Il convoque la journaliste Alimata Samlambéré, qui avait présidé le premier Fespaco en 1969. Elle est connue pour son franc-parler dans ses émissions télévisées à succès Magazine de femme et Nul n'est censé ignorer la loi, et lui demande de les animer aussi dans les principales langues nationales[8].

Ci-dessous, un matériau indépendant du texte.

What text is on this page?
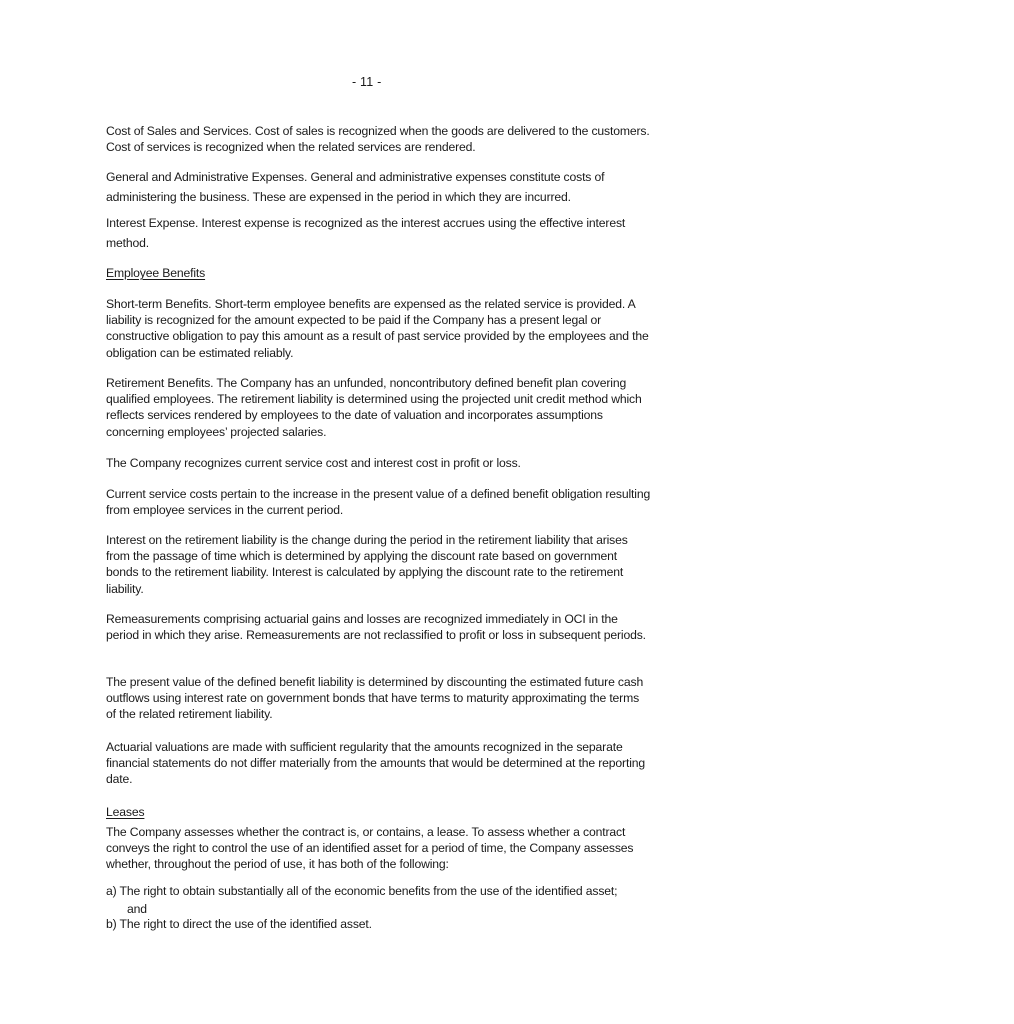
- 11 -
Cost of Sales and Services. Cost of sales is recognized when the goods are delivered to the customers. Cost of services is recognized when the related services are rendered.
General and Administrative Expenses. General and administrative expenses constitute costs of administering the business. These are expensed in the period in which they are incurred.
Interest Expense. Interest expense is recognized as the interest accrues using the effective interest method.
Employee Benefits
Short-term Benefits. Short-term employee benefits are expensed as the related service is provided. A liability is recognized for the amount expected to be paid if the Company has a present legal or constructive obligation to pay this amount as a result of past service provided by the employees and the obligation can be estimated reliably.
Retirement Benefits. The Company has an unfunded, noncontributory defined benefit plan covering qualified employees. The retirement liability is determined using the projected unit credit method which reflects services rendered by employees to the date of valuation and incorporates assumptions concerning employees’ projected salaries.
The Company recognizes current service cost and interest cost in profit or loss.
Current service costs pertain to the increase in the present value of a defined benefit obligation resulting from employee services in the current period.
Interest on the retirement liability is the change during the period in the retirement liability that arises from the passage of time which is determined by applying the discount rate based on government bonds to the retirement liability. Interest is calculated by applying the discount rate to the retirement liability.
Remeasurements comprising actuarial gains and losses are recognized immediately in OCI in the period in which they arise. Remeasurements are not reclassified to profit or loss in subsequent periods.
The present value of the defined benefit liability is determined by discounting the estimated future cash outflows using interest rate on government bonds that have terms to maturity approximating the terms of the related retirement liability.
Actuarial valuations are made with sufficient regularity that the amounts recognized in the separate financial statements do not differ materially from the amounts that would be determined at the reporting date.
Leases
The Company assesses whether the contract is, or contains, a lease. To assess whether a contract conveys the right to control the use of an identified asset for a period of time, the Company assesses whether, throughout the period of use, it has both of the following:
a) The right to obtain substantially all of the economic benefits from the use of the identified asset;
and
b) The right to direct the use of the identified asset.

Le 7 novembre 1982, le Comité militaire de redressement pour le progrès national (C.M.R.P.N), qui avait renversé le président Aboubacar Sangoulé Lamizana par un coup d'État militaire le 25 novembre 1980, est à son tour renversé et doit céder le pouvoir au Conseil provisoire de salut du peuple (C.P.S.P.) du commandant Jean-Baptiste Ouédraogo, lequel nomme Premier ministre Thomas Sankara, le leader du Rassemblement des Officiers Communistes (R.O.C.). Sankara propose le poste de ministre de la Culture à Alimata Salambéré, mais devant son refus la confirme pour l'édition 1983 à la présidence du Fespaco où elle venait de remplacer Louis Thiombiano, préférant « y faire ses preuves »[9].
Comme pour l'édition de 1981, le couvre-feu à partir de 11 heures du soir est suspendu le 5 février, jour de l'ouverture du festival, et est rétabli aussitôt après, le 13 février. Cela motive la population a « profiter de la trêve pour se ruer au cinéma »[10].
Déroulement
Chiffres. 25 pays africains sont représentés et 12 pays non-africains, avec 69 films et un nombre de spectateurs encore estimé sans statistiques précises de 150 000[10] à 200 000 spectateurs[11].

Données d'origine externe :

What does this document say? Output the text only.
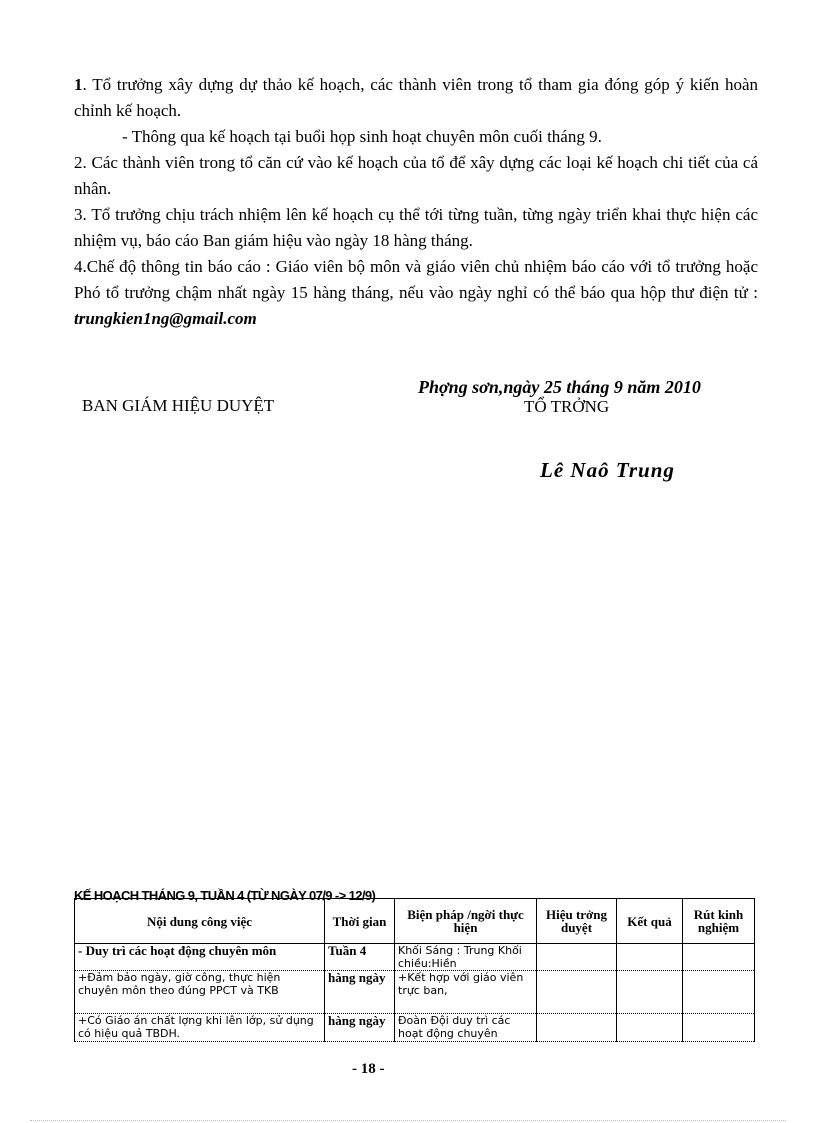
1. Tổ trưởng xây dựng dự thảo kế hoạch, các thành viên trong tổ tham gia đóng góp ý kiến hoàn chỉnh kế hoạch.

- Thông qua kế hoạch tại buổi họp sinh hoạt chuyên môn cuối tháng 9.

2. Các thành viên trong tổ căn cứ vào kế hoạch của tổ để xây dựng các loại kế hoạch chi tiết của cá nhân.

3. Tổ trưởng chịu trách nhiệm lên kế hoạch cụ thể tới từng tuần, từng ngày triển khai thực hiện các nhiệm vụ, báo cáo Ban giám hiệu vào ngày 18 hàng tháng.

4.Chế độ thông tin báo cáo : Giáo viên bộ môn và giáo viên chủ nhiệm báo cáo với tổ trưởng hoặc Phó tổ trưởng chậm nhất ngày 15 hàng tháng, nếu vào ngày nghỉ có thể báo qua hộp thư điện tử : trungkien1ng@gmail.com

BAN GIÁM HIỆU DUYỆT
Phợng sơn,ngày 25 tháng 9 năm 2010
TỔ TRỞNG
Lê Naô Trung
KẾ HOẠCH THÁNG 9, TUẦN 4 (TỪ NGÀY 07/9 -> 12/9)
Nội dung công việc	Thời gian	Biện pháp /ngời thực hiện	Hiệu trởng duyệt	Kết quả	Rút kinh nghiệm
- Duy trì các hoạt động chuyên môn	Tuần 4	Khối Sáng : Trung Khối chiều:Hiền			
+Đảm bảo ngày, giờ công, thực hiện chuyên môn theo đúng PPCT và TKB	hàng ngày	+Kết hợp với giáo viên trực ban,			
+Có Giáo án chất lợng khi lên lớp, sử dụng có hiệu quả TBDH.	hàng ngày	Đoàn Đội duy trì các hoạt động chuyên			
- 18 -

Comme l'indique Manthia Diawara, s'est posée la question de l'africanité des films produits en Afrique mais réalisés par des non-africains. Le Fespaco 1983 ne retient pas Le Courage des autres, film de Christian Richard, un coopérant français professeur à l'INAFEC, école de cinéma de Ouagadougou, réalisé en 1982 par une équipe entièrement africaine avec Sotigui Kouyaté dans le rôle principal[12]. Il est produit par Cinafric[13], une ambitieuse société privée dirigée par Martial Ouedraogo qui a produit quelques films avant de faire faillite[14]. Autre raison évoquée pour le rejet, le thème abordé : les razzias opérées par certains Africains contre d’autres pour fournir leurs contingents d’esclaves aux navires négriers[15], un sujet tabou car il risque d'excuser les horreurs perpétrées par les Blancs.
Imputée à un problème de transfert de copies de Carthage à Ouagadougou, l'absence de films lusophones est soulignée par les journalistes alors qu'ils auraient pu corriger la faible présence du documentaire. De même, les deux seuls films anglophones ne sont pas sous-titrés ou doublés, et tous les documents du festival panafricain sont uniquement en français[16].

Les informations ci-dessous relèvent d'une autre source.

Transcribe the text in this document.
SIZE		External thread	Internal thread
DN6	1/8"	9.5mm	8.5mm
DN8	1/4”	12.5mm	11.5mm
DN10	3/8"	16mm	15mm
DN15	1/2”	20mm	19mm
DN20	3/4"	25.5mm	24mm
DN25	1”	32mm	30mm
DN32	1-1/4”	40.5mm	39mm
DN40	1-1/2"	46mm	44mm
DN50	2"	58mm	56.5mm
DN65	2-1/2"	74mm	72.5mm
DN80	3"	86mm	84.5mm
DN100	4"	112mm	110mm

Le Fespaco se dote d'un Marché international du film africain (MIFA) pour favoriser la diffusion et distribution des films, structure souhaitée lors du colloque de Niamey de 1982[17].
Colloque Le film africain et son public
S'adressant aux cinéastes dans son discours à la cérémonie d'ouverture du séminaire, A. Fofana, ministre de l'Information et des Postes et Télécommunications, leur donne l'assurance que « la Haute-Volta, ouverte à toute forme de progrès, sera toujours à votre écoute et disposée à vous prodiguer des encouragements »[18]. Et dans son discours introductif, Mamadou Djim Kola, secrétaire général de l'Union nationale des cinéastes voltaïques, note que « malgré la centaine de films produits à ce jour par des cinéastes africains, les salles de projection d'Afrique continuent d'être submergées de films occidentaux, chinois, japonais ou indiens, à qui le public semble accorder une audience particulière », ajoutant : « le public, s'il ne boude pas le film africain, est souvent indifférent, et même quelquefois passif »[19].
Cette lucidité est confirmée par une étude du Service de psychologie et de sociologie de l'Institut national d’Éducation de Haute-Volta : « les films qui obtiennent le plus d'entrées sont, dans l'ordre, les films de karaté, les films policiers, les films hindous, les films d'aventure et les films comiques. Les films africains ne remplissent pas les salles en dehors du Fespaco »[20].
Elle est partagée par Nourredine Saïl, président de la Fédération nationale des ciné-clubs du Maroc, qui rappelle que le spectateur « est le produit de tous les films qu'il voit depuis longtemps et qui ont fini par le constituer. En somme, c'est quelqu'un qui demande une certaine norme, un certain code ». Ce « travail sournois » est difficile à contrer : il est conforté par la publicité professionnelle, la critique publicitaire et les médias, le star-system et la honte ou la culpabilité de ne pas aller voir le film à succès[21].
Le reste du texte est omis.